November 8, 2022

How Does Classroom Design Affect the Learning Experience?

How Does Classroom Design Affect the Learning Experience?

Posted by CMBA Architects on Nov 8, 2022 8:24:00 AM

Traditional teaching methods are evolving. Project-based learning, flipped classrooms and a prevalence of technology are the norm. Higher education design affects student learning, so it’s important to design a space that matches twenty-first-century learning styles. This is the logic driving user experience (UX) design and an important reason why it’s beneficial for students to play a role in designing their classrooms.

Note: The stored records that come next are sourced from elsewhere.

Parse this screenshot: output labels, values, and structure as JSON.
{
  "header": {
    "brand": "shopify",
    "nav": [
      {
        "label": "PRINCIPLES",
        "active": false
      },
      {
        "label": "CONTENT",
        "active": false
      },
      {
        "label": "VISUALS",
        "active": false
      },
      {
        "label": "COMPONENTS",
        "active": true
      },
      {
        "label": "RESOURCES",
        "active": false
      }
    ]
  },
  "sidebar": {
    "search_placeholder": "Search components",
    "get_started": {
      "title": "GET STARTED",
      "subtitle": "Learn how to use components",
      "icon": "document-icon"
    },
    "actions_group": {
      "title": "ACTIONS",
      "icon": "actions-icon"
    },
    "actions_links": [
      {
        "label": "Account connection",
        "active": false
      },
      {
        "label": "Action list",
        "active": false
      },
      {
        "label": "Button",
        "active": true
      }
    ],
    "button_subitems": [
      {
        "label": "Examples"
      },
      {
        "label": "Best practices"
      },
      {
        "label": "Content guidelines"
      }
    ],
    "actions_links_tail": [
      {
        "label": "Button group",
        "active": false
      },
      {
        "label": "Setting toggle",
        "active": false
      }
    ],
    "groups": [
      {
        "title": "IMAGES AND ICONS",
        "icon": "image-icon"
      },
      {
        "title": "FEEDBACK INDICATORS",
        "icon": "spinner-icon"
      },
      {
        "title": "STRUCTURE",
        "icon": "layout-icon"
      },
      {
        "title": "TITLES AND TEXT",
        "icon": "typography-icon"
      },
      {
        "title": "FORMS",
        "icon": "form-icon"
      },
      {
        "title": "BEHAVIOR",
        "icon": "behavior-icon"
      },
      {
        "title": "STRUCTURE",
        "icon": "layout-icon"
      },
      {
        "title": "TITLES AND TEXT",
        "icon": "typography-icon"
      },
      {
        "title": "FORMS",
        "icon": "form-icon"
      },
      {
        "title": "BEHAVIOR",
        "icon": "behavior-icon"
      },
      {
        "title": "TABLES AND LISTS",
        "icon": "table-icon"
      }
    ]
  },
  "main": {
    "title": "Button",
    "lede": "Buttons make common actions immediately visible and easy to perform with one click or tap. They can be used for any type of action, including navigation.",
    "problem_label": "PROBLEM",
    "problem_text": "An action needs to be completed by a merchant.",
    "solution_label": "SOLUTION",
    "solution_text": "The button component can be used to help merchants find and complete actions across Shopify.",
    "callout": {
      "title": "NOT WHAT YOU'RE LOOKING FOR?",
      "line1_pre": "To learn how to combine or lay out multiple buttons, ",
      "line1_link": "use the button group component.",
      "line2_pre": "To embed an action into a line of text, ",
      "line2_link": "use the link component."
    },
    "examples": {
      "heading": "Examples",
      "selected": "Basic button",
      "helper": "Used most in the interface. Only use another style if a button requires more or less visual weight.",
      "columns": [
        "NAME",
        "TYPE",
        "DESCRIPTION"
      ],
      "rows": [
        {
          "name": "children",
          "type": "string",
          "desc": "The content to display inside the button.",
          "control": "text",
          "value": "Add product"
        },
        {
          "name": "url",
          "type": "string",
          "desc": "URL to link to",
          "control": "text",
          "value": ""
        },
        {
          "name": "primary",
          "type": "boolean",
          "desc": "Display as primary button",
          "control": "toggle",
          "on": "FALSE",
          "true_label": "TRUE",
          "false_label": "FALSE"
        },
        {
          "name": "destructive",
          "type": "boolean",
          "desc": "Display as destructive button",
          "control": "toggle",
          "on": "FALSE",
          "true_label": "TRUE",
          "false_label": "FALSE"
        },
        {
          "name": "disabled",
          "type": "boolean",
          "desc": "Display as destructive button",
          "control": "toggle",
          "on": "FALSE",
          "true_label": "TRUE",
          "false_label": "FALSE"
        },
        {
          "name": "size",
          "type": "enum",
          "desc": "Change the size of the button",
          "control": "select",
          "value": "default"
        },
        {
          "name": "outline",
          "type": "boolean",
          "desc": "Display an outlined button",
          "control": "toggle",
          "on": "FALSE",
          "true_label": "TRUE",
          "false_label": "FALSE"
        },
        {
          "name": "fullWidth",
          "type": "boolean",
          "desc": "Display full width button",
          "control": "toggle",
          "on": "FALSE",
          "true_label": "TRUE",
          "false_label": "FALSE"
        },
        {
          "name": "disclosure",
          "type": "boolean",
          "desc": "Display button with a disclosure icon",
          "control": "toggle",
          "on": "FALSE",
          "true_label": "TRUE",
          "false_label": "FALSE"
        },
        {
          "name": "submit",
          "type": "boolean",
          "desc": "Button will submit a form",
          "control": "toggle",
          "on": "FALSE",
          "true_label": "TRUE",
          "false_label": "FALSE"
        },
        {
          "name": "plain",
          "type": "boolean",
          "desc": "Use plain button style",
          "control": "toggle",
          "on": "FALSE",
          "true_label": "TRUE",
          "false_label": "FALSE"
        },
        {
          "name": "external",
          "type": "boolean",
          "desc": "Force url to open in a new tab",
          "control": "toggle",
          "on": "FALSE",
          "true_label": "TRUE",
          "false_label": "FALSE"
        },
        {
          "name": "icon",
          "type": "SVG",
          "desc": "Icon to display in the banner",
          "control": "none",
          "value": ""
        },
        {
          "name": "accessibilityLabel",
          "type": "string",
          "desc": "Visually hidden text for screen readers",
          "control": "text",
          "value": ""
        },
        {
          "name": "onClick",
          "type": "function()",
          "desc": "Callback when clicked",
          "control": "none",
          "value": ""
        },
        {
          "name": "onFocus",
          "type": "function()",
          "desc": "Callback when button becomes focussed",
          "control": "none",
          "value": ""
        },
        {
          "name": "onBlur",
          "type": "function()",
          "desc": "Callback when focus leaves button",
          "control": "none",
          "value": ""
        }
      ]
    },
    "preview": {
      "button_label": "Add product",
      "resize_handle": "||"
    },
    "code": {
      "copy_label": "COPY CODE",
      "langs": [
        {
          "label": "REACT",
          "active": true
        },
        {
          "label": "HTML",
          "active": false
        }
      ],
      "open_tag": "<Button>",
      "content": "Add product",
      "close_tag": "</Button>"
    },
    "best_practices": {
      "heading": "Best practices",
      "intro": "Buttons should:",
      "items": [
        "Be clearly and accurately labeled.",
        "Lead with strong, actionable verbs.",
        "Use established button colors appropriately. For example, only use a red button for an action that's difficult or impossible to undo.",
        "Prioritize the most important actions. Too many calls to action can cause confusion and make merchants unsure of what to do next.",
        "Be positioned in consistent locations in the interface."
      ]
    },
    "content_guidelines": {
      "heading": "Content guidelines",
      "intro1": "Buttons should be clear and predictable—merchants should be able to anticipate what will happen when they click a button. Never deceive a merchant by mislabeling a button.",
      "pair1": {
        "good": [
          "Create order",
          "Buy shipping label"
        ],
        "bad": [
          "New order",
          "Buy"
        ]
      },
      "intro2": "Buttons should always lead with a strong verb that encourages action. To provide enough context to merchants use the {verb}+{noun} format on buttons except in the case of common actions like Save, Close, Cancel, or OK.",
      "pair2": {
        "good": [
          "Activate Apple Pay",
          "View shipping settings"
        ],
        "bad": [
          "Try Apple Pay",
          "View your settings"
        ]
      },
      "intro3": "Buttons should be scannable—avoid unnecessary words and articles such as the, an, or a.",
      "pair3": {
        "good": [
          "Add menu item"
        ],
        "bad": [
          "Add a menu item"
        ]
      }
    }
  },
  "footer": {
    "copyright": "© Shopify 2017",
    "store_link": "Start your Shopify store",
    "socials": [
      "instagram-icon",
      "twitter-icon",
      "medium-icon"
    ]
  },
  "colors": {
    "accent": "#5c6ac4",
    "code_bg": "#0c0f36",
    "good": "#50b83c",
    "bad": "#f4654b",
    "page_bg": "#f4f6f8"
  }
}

Why Get Students Involved?

The UX is the general experience of a person using a product or space, especially because of how easy, enjoyable and intuitive it is to use. It’s impossible to create an exceptional UX for students without plenty of input. In addition to university students getting a voice, student-designed spaces have other benefits. Including students in the process builds a positive culture and gives them a sense of personalization and connectivity.

What to Ask?

While it doesn’t hurt to discuss a broad range of ideas with students, seating is something you certainly won’t want to skip. How many people at a table are too many? Do students want comfy chairs for reading or seats near outlets for working on their laptops? How do they want to sit when working as a whole group? Understanding students’ seating preferences early on in the process can save you a lot of headaches down the road.

The Process is Ongoing

A key thing to remember with UX design is that it is ongoing. No good UX designer creates a space, hands it over to the user, and forgets about it entirely. Instead, they conduct user testing to find out what works and what doesn’t. If necessary, they make changes and try again. Just because students choose a setup conceptually doesn’t mean it will work perfectly in the real world. Regular evaluation isn’t just a simple optimization, it’s a critical component!